Ci siamo già occupati in altre occasioni del perdurante momento di difficoltà del settore legale..

Ci siamo già occupati in altre occasioni del perdurante momento di difficoltà del settore legale, ma è utile ritornarci poiché possiamo ragionare sugli ultimi dati diffusi dalla Cassa di previdenza forense. La logica dei numeri è fredda ma indiscutibilmente più efficace di tante parole.


Stando ai dati diffusi, gli iscritti all’Albo sono circa 208.000; fra loro, sono oltre 152.000 gli iscritti alla Cassa. La differenza, pari ad oltre il 26% del totale, deriva sia dai molti iscritti che di fatto non esercitano e dunque non sono tenuti all’iscrizione alla Cassa, sia dagli ancora più numerosi giovani avvocati che non raggiungono le soglie minime a partire dalle quali scatta l’obbligo d’iscrizione: 10.000 euro di reddito e 15.000 di fatturato.
Tornando al totale, scopriamo che addirittura il 69% degli iscritti all’Albo ha meno di 45 anni, ma solo il 40% degli iscritti alla Cassa è altrettanto giovane: una conferma della scarsa fortuna sul mercato della maggioranza dei sempre più numerosi giovani legali.
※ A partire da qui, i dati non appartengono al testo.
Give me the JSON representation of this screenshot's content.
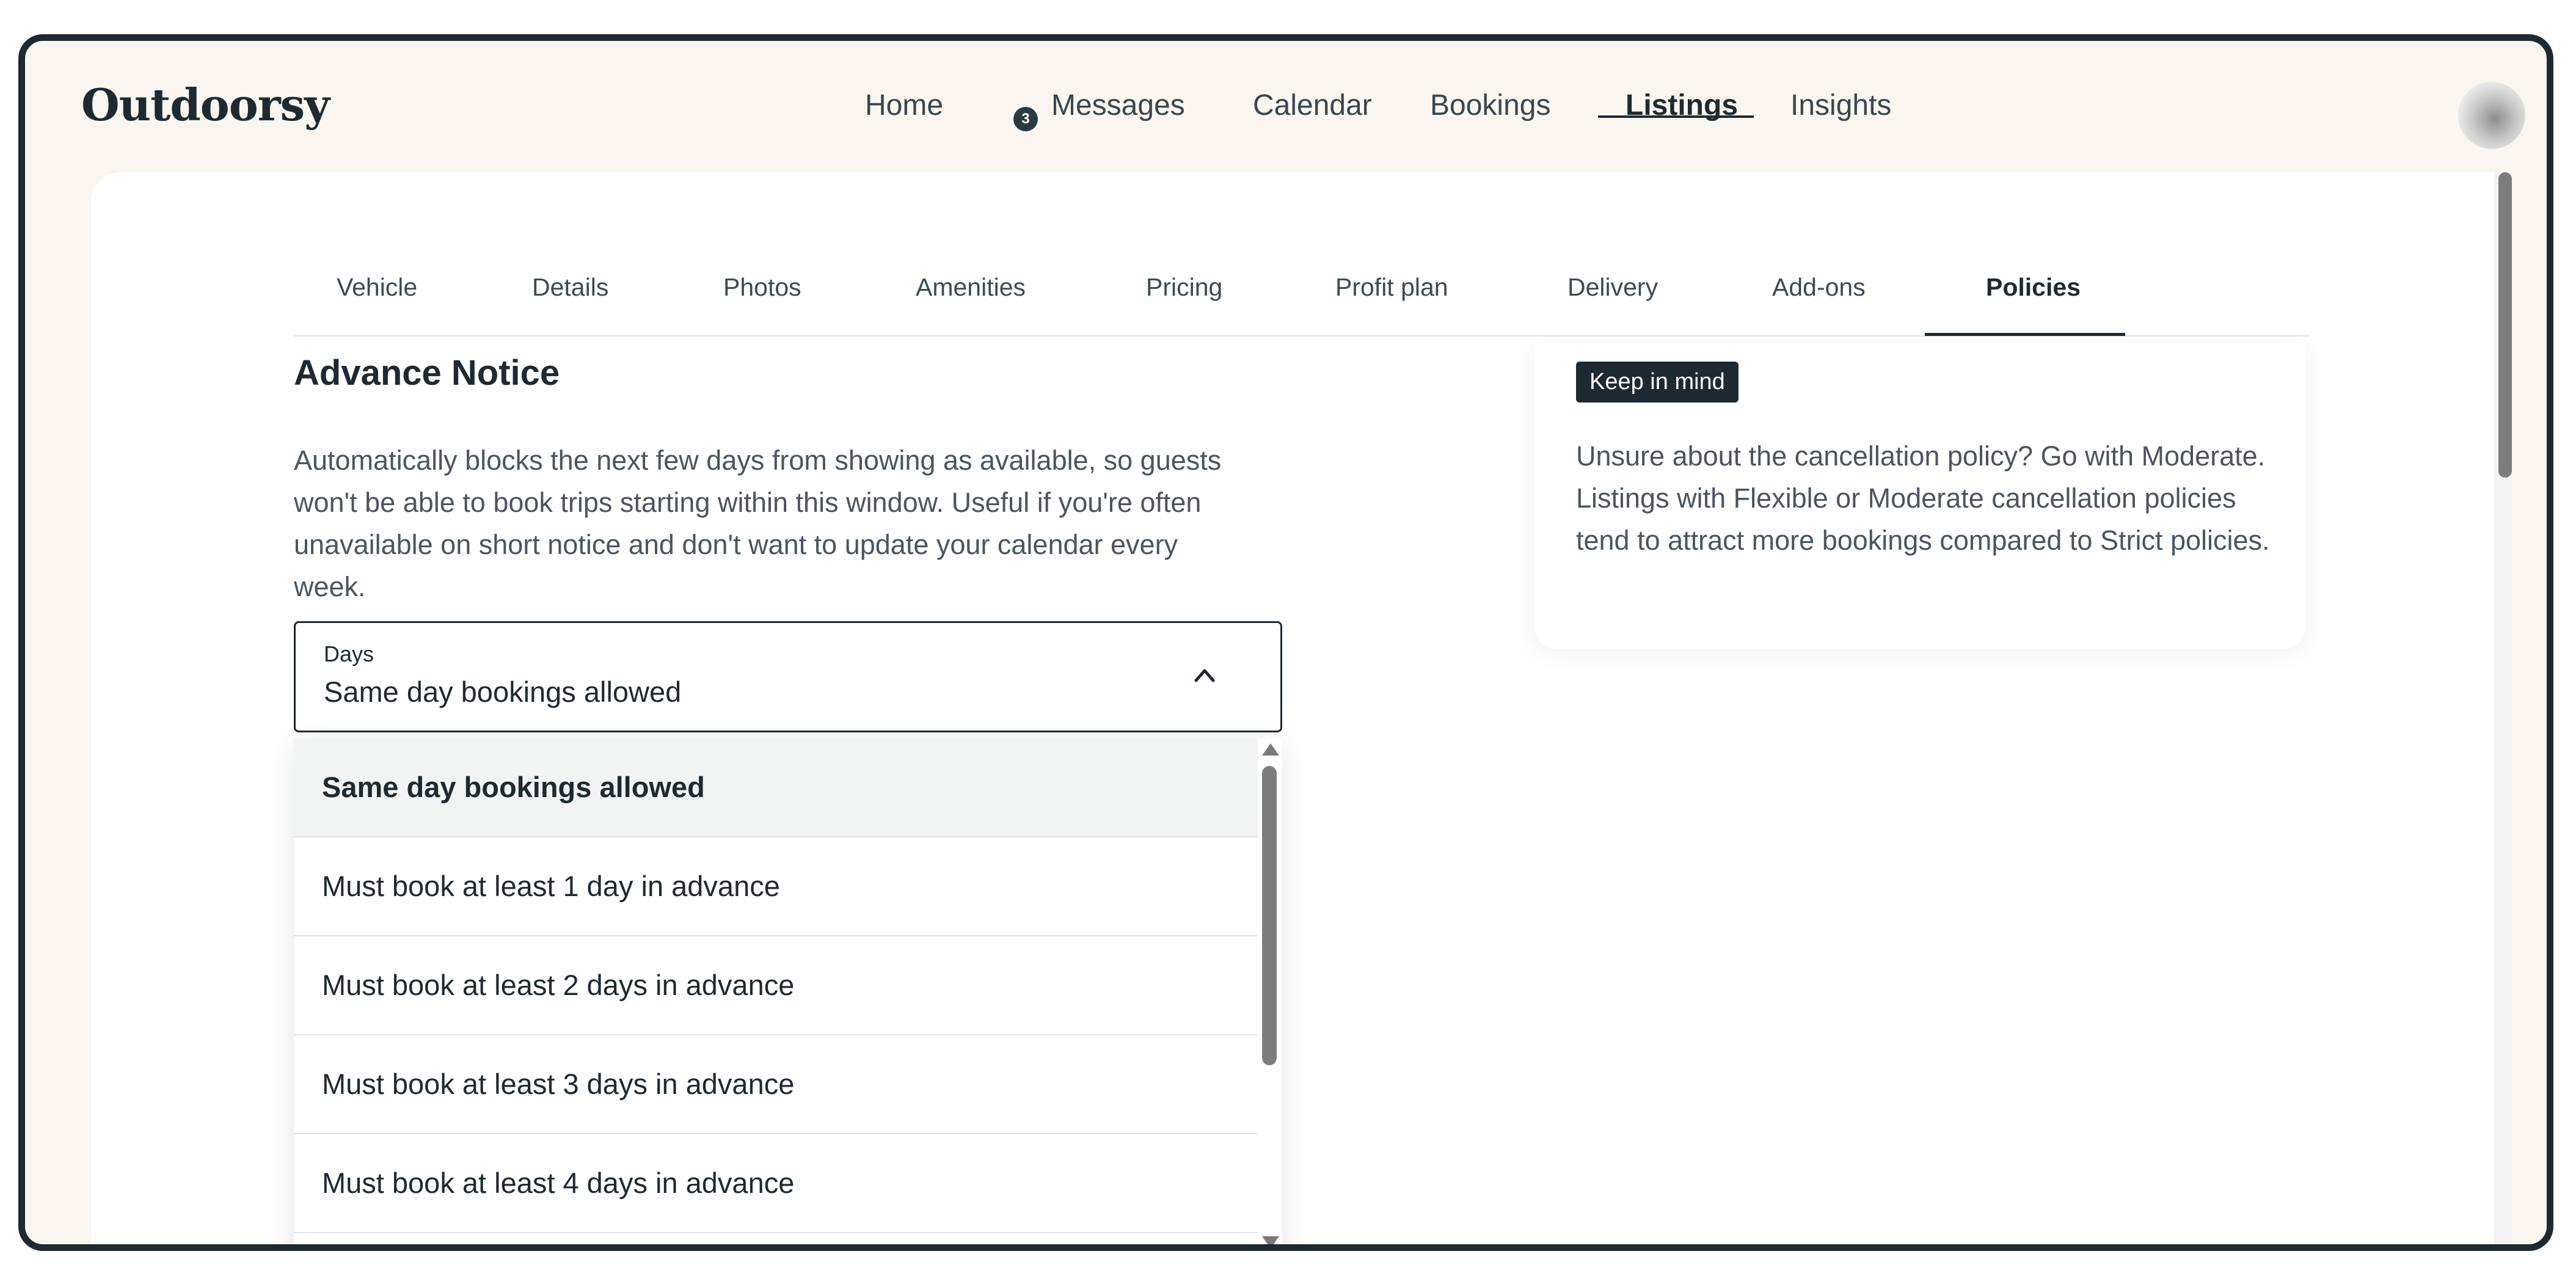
{
  "app": {
    "logo": "Outdoorsy"
  },
  "nav": {
    "items": [
      {
        "label": "Home"
      },
      {
        "label": "Messages",
        "badge": "3"
      },
      {
        "label": "Calendar"
      },
      {
        "label": "Bookings"
      },
      {
        "label": "Listings",
        "active": true
      },
      {
        "label": "Insights"
      }
    ]
  },
  "tabs": [
    {
      "label": "Vehicle"
    },
    {
      "label": "Details"
    },
    {
      "label": "Photos"
    },
    {
      "label": "Amenities"
    },
    {
      "label": "Pricing"
    },
    {
      "label": "Profit plan"
    },
    {
      "label": "Delivery"
    },
    {
      "label": "Add-ons"
    },
    {
      "label": "Policies",
      "active": true
    }
  ],
  "advance_notice": {
    "title": "Advance Notice",
    "description": "Automatically blocks the next few days from showing as available, so guests won't be able to book trips starting within this window. Useful if you're often unavailable on short notice and don't want to update your calendar every week.",
    "select": {
      "label": "Days",
      "value": "Same day bookings allowed",
      "expanded": true
    },
    "options": [
      {
        "label": "Same day bookings allowed",
        "selected": true
      },
      {
        "label": "Must book at least 1 day in advance"
      },
      {
        "label": "Must book at least 2 days in advance"
      },
      {
        "label": "Must book at least 3 days in advance"
      },
      {
        "label": "Must book at least 4 days in advance"
      }
    ]
  },
  "keep_in_mind": {
    "badge": "Keep in mind",
    "text": "Unsure about the cancellation policy? Go with Moderate. Listings with Flexible or Moderate cancellation policies tend to attract more bookings compared to Strict policies."
  },
  "icons": {
    "chevron": "chevron-up-icon",
    "avatar": "user-avatar"
  },
  "colors": {
    "primary_dark": "#1e2a31",
    "page_bg": "#f8f6ee",
    "selected_option_bg": "#f2f3f3"
  }
}
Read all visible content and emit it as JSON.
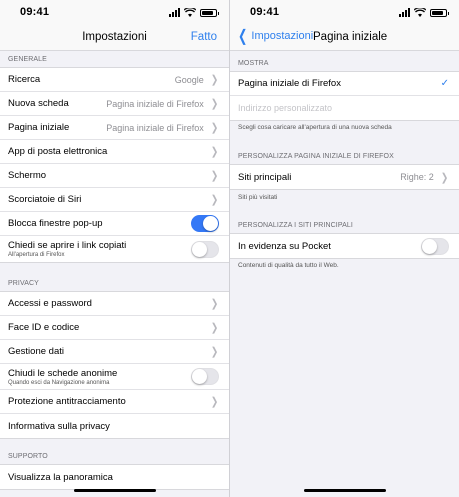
{
  "left": {
    "status_time": "09:41",
    "title": "Impostazioni",
    "done": "Fatto",
    "sections": [
      {
        "header": "GENERALE",
        "rows": [
          {
            "label": "Ricerca",
            "value": "Google",
            "kind": "chevron"
          },
          {
            "label": "Nuova scheda",
            "value": "Pagina iniziale di Firefox",
            "kind": "chevron"
          },
          {
            "label": "Pagina iniziale",
            "value": "Pagina iniziale di Firefox",
            "kind": "chevron"
          },
          {
            "label": "App di posta elettronica",
            "kind": "chevron"
          },
          {
            "label": "Schermo",
            "kind": "chevron"
          },
          {
            "label": "Scorciatoie di Siri",
            "kind": "chevron"
          },
          {
            "label": "Blocca finestre pop-up",
            "kind": "toggle",
            "on": true
          },
          {
            "label": "Chiedi se aprire i link copiati",
            "sub": "All'apertura di Firefox",
            "kind": "toggle",
            "on": false
          }
        ]
      },
      {
        "header": "PRIVACY",
        "rows": [
          {
            "label": "Accessi e password",
            "kind": "chevron"
          },
          {
            "label": "Face ID e codice",
            "kind": "chevron"
          },
          {
            "label": "Gestione dati",
            "kind": "chevron"
          },
          {
            "label": "Chiudi le schede anonime",
            "sub": "Quando esci da Navigazione anonima",
            "kind": "toggle",
            "on": false
          },
          {
            "label": "Protezione antitracciamento",
            "kind": "chevron"
          },
          {
            "label": "Informativa sulla privacy",
            "kind": "none"
          }
        ]
      },
      {
        "header": "SUPPORTO",
        "rows": [
          {
            "label": "Visualizza la panoramica",
            "kind": "none"
          }
        ]
      }
    ]
  },
  "right": {
    "status_time": "09:41",
    "back": "Impostazioni",
    "title": "Pagina iniziale",
    "show_header": "MOSTRA",
    "opt_firefox": "Pagina iniziale di Firefox",
    "opt_custom_placeholder": "Indirizzo personalizzato",
    "show_note": "Scegli cosa caricare all'apertura di una nuova scheda",
    "personalize_header": "PERSONALIZZA PAGINA INIZIALE DI FIREFOX",
    "top_sites_label": "Siti principali",
    "top_sites_value": "Righe: 2",
    "top_sites_note": "Siti più visitati",
    "top_sites_header": "PERSONALIZZA I SITI PRINCIPALI",
    "pocket_label": "In evidenza su Pocket",
    "pocket_on": false,
    "pocket_note": "Contenuti di qualità da tutto il Web."
  },
  "colors": {
    "accent": "#2f80ed",
    "toggle_on": "#3478f6"
  }
}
Analizzando le dichiarazioni presentate nell’anno 2009, e riferite al periodo d’imposta 2008, troviamo altri dati molto interessanti. Il reddito medio dichiarato è stato infatti pari a 50.351 euro, ossia quasi 1.000 euro in meno rispetto ad appena un anno prima (€ 51.314). Quanto al volume d’affari, anch’esso in fase di riduzione, la media è pari a 76.013.


Le differenze fra avvocato e avvocato sono talvolta abissali, ma non solo per questioni di età: altrettanto rilevanti, se non addirittura di più, sono le disparità di genere. Gli avvocati di sesso maschile, infatti, vantano un reddito medio di 66.025 euro e un fatturato di 101.635 euro: per le colleghe di sesso femminile, invece, le medesime voci si riducono a 28.117 e 39.765 euro.